At a certain point, and despite everything that causes you not to see what is staring you in the face, you realize that something has gone irreparably wrong with your country, and you, and your children, are in danger of losing that country, down to every village and house, qui m’est une province et beaucoup davantage. And you do not know what to do, or how to explain this feeling to others, or in whom to confide your secret fears, or what can be done. It is so confusing, and so upsetting. You cannot vote for Le Pen. You cannot endorse “cowboy” Bush or those ridiculous Americans. You have no place to go.

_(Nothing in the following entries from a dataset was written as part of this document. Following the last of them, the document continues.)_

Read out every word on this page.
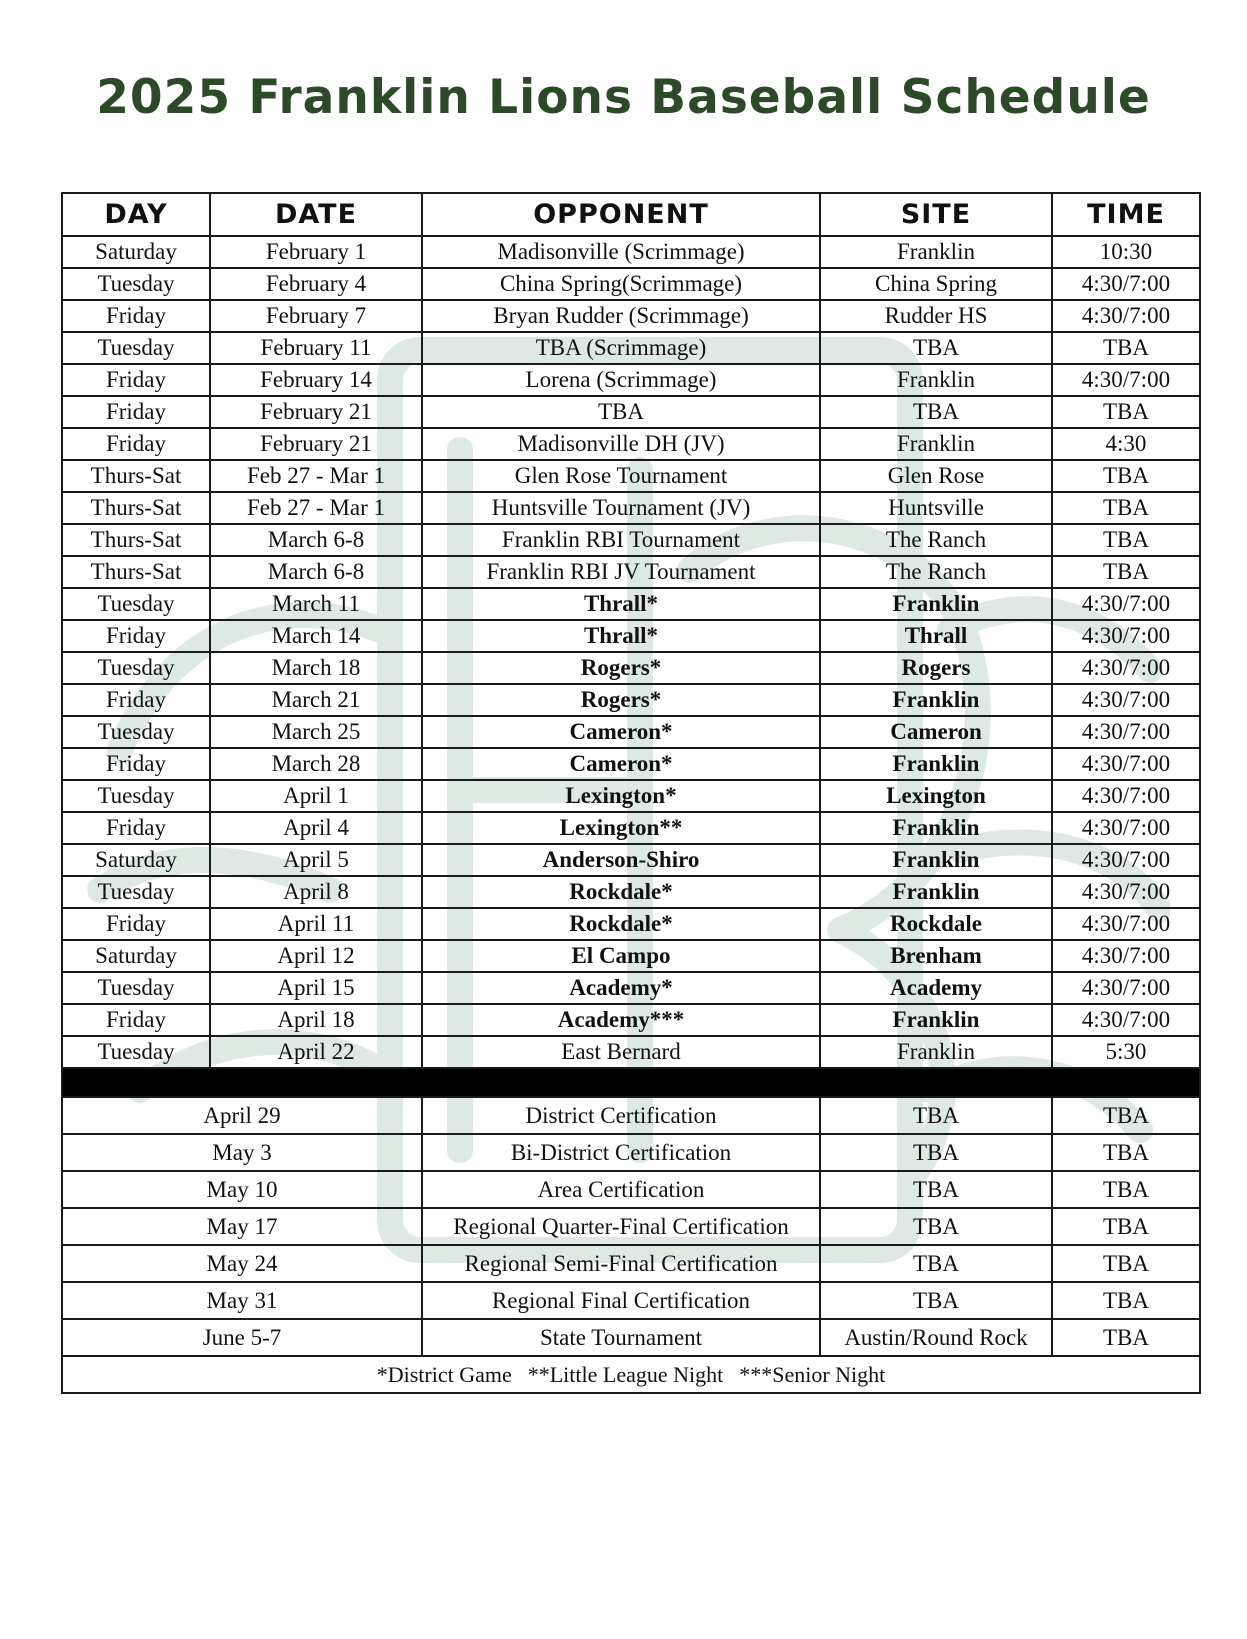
2025 Franklin Lions Baseball Schedule
DAY	DATE	OPPONENT	SITE	TIME
Saturday	February 1	Madisonville (Scrimmage)	Franklin	10:30
Tuesday	February 4	China Spring(Scrimmage)	China Spring	4:30/7:00
Friday	February 7	Bryan Rudder (Scrimmage)	Rudder HS	4:30/7:00
Tuesday	February 11	TBA (Scrimmage)	TBA	TBA
Friday	February 14	Lorena (Scrimmage)	Franklin	4:30/7:00
Friday	February 21	TBA	TBA	TBA
Friday	February 21	Madisonville DH (JV)	Franklin	4:30
Thurs-Sat	Feb 27 - Mar 1	Glen Rose Tournament	Glen Rose	TBA
Thurs-Sat	Feb 27 - Mar 1	Huntsville Tournament (JV)	Huntsville	TBA
Thurs-Sat	March 6-8	Franklin RBI Tournament	The Ranch	TBA
Thurs-Sat	March 6-8	Franklin RBI JV Tournament	The Ranch	TBA
Tuesday	March 11	Thrall*	Franklin	4:30/7:00
Friday	March 14	Thrall*	Thrall	4:30/7:00
Tuesday	March 18	Rogers*	Rogers	4:30/7:00
Friday	March 21	Rogers*	Franklin	4:30/7:00
Tuesday	March 25	Cameron*	Cameron	4:30/7:00
Friday	March 28	Cameron*	Franklin	4:30/7:00
Tuesday	April 1	Lexington*	Lexington	4:30/7:00
Friday	April 4	Lexington**	Franklin	4:30/7:00
Saturday	April 5	Anderson-Shiro	Franklin	4:30/7:00
Tuesday	April 8	Rockdale*	Franklin	4:30/7:00
Friday	April 11	Rockdale*	Rockdale	4:30/7:00
Saturday	April 12	El Campo	Brenham	4:30/7:00
Tuesday	April 15	Academy*	Academy	4:30/7:00
Friday	April 18	Academy***	Franklin	4:30/7:00
Tuesday	April 22	East Bernard	Franklin	5:30

April 29		District Certification	TBA	TBA
May 3		Bi-District Certification	TBA	TBA
May 10		Area Certification	TBA	TBA
May 17		Regional Quarter-Final Certification	TBA	TBA
May 24		Regional Semi-Final Certification	TBA	TBA
May 31		Regional Final Certification	TBA	TBA
June 5-7		State Tournament	Austin/Round Rock	TBA
*District Game **Little League Night ***Senior Night				
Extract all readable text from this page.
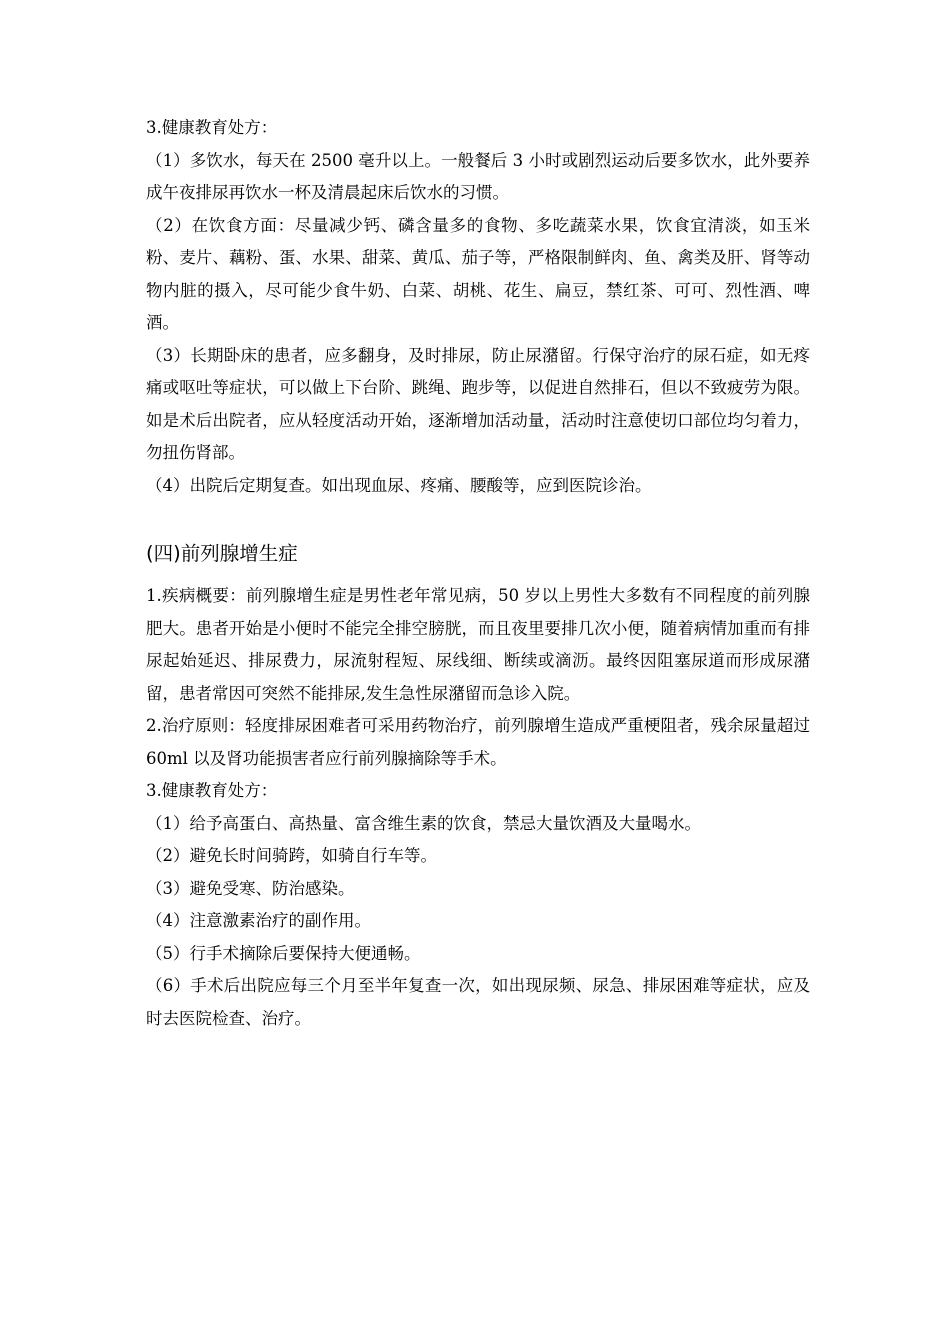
3.健康教育处方：

（1）多饮水，每天在 2500 毫升以上。一般餐后 3 小时或剧烈运动后要多饮水，此外要养成午夜排尿再饮水一杯及清晨起床后饮水的习惯。

（2）在饮食方面：尽量减少钙、磷含量多的食物、多吃蔬菜水果，饮食宜清淡，如玉米粉、麦片、藕粉、蛋、水果、甜菜、黄瓜、茄子等，严格限制鲜肉、鱼、禽类及肝、肾等动物内脏的摄入，尽可能少食牛奶、白菜、胡桃、花生、扁豆，禁红茶、可可、烈性酒、啤酒。

（3）长期卧床的患者，应多翻身，及时排尿，防止尿潴留。行保守治疗的尿石症，如无疼痛或呕吐等症状，可以做上下台阶、跳绳、跑步等，以促进自然排石，但以不致疲劳为限。如是术后出院者，应从轻度活动开始，逐渐增加活动量，活动时注意使切口部位均匀着力，勿扭伤肾部。

（4）出院后定期复查。如出现血尿、疼痛、腰酸等，应到医院诊治。

(四)前列腺增生症

1.疾病概要：前列腺增生症是男性老年常见病，50 岁以上男性大多数有不同程度的前列腺肥大。患者开始是小便时不能完全排空膀胱，而且夜里要排几次小便，随着病情加重而有排尿起始延迟、排尿费力，尿流射程短、尿线细、断续或滴沥。最终因阻塞尿道而形成尿潴留，患者常因可突然不能排尿,发生急性尿潴留而急诊入院。

2.治疗原则：轻度排尿困难者可采用药物治疗，前列腺增生造成严重梗阻者，残余尿量超过 60ml 以及肾功能损害者应行前列腺摘除等手术。

3.健康教育处方：

（1）给予高蛋白、高热量、富含维生素的饮食，禁忌大量饮酒及大量喝水。

（2）避免长时间骑跨，如骑自行车等。

（3）避免受寒、防治感染。

（4）注意激素治疗的副作用。

（5）行手术摘除后要保持大便通畅。

（6）手术后出院应每三个月至半年复查一次，如出现尿频、尿急、排尿困难等症状，应及时去医院检查、治疗。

And then you learn what Jacques Chirac — who now has a Muslim grandchild himself — and Dominique de Villepin, do not wish you to learn. For if you did, you might be very angry. You discover that 1 out of every 3 babies born in France today is a Muslim baby. And that means, in 20 years, one of every three 20-year-olds in France will be a Muslim twenty-year-old. And that means, twenty years after that, at present rates of reproduction, France will have a majority Muslim population. Where shall we hide the statues from Marly-le-roi? And the Venus de Milo? And what about all those paintings of animated life — all those portraits in the Louvre, and the Grand Palais, and the Musée Guimet down there in linden-lined Aix, and everywhere else in art-filled artful France, mère des arts, des armes, et des loix — that are absolutely forbidden according to the immutable strictures of the Qur’an. Should they be sent for safekeeping to those Americans across the seas? By then most of the Jews in France will have left, gone across the oceans for their own safekeeping, to Israel or to English-speaking Canada (they were worried about the Muslim population of Quebec, you see, which had been allowed to grow under the Province of Quebec’s policy of encouraging francophone immigrants, preferring North Africans to potential immigrants from Italy, Greece, Spain), and above all, to America. What luck those Americans have had. No more bequests to France by the likes of the Rothschilds, or Nissim Camondo. No more Donations from another Pierre Lévy. Enjoy the Kufic calligraphy; some find it endlessly fascinating.
For the moment, you allow yourself to believe that something will come up. Most likely, all those Muslims will simply convert. I mean, they do that, don’t they, quite easily I’m told. Of course, why didn’t I think of it, that is exactly what will happen. The situation is always saved in time. Just like during the war. Nothing to worry about. Nothing.